Abbie blinked. “What?”
“I love you,” he repeated. “Will you marry me?”
She frowned, looked past him. “Where are they?” she asked, sure her brothers were there somewhere, certain they’d convinced him this was what he had to do. “My brothers put you up to this, didn’t they?”
“No.” Mac gave a barely noticeable shake of his head. “They don’t know you’re here. I didn’t tell them where you’d gone. I told you I wouldn’t.”
“Yes, I know, but they can be very persuasive.”
“Abbie, I like your brothers, but they couldn’t persuade me to take off my hat if it wasn’t what I wanted to do.”
She wouldn’t allow herself to project out the meaning of that statement, denied herself the seed of hope stirring in her heart. “But you asked me to marry you.”
“And you haven’t answered.”
“I said no the last time.”
“I remember. If you say no this time, I’ll respect that, but I reserve the right to try and change your mind.”

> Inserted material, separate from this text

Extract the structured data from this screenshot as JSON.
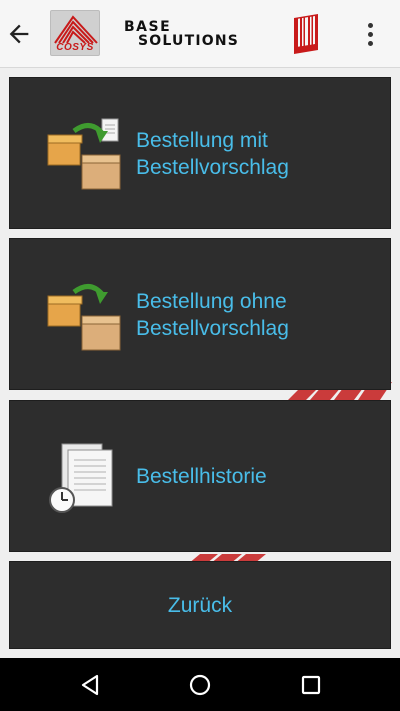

This was strange. Wonderful, maybe, too. Or not. Abbie didn’t know what to think. “Do you want to come inside? It’s hot out there.”
“It’s hotter in Texas,” he said, and she laughed, a soft, nervous, happy sound.
“Yes,” she agreed, “it is, but it’s hot enough here, so come in. Please.” He hesitated and she encouraged him with a wry smile. “I promise there’s no one here waiting to jump out and accuse you of ruining my already tattered reputation.”
“I’m sorry, Abbie. I’ve made a real mess of things.”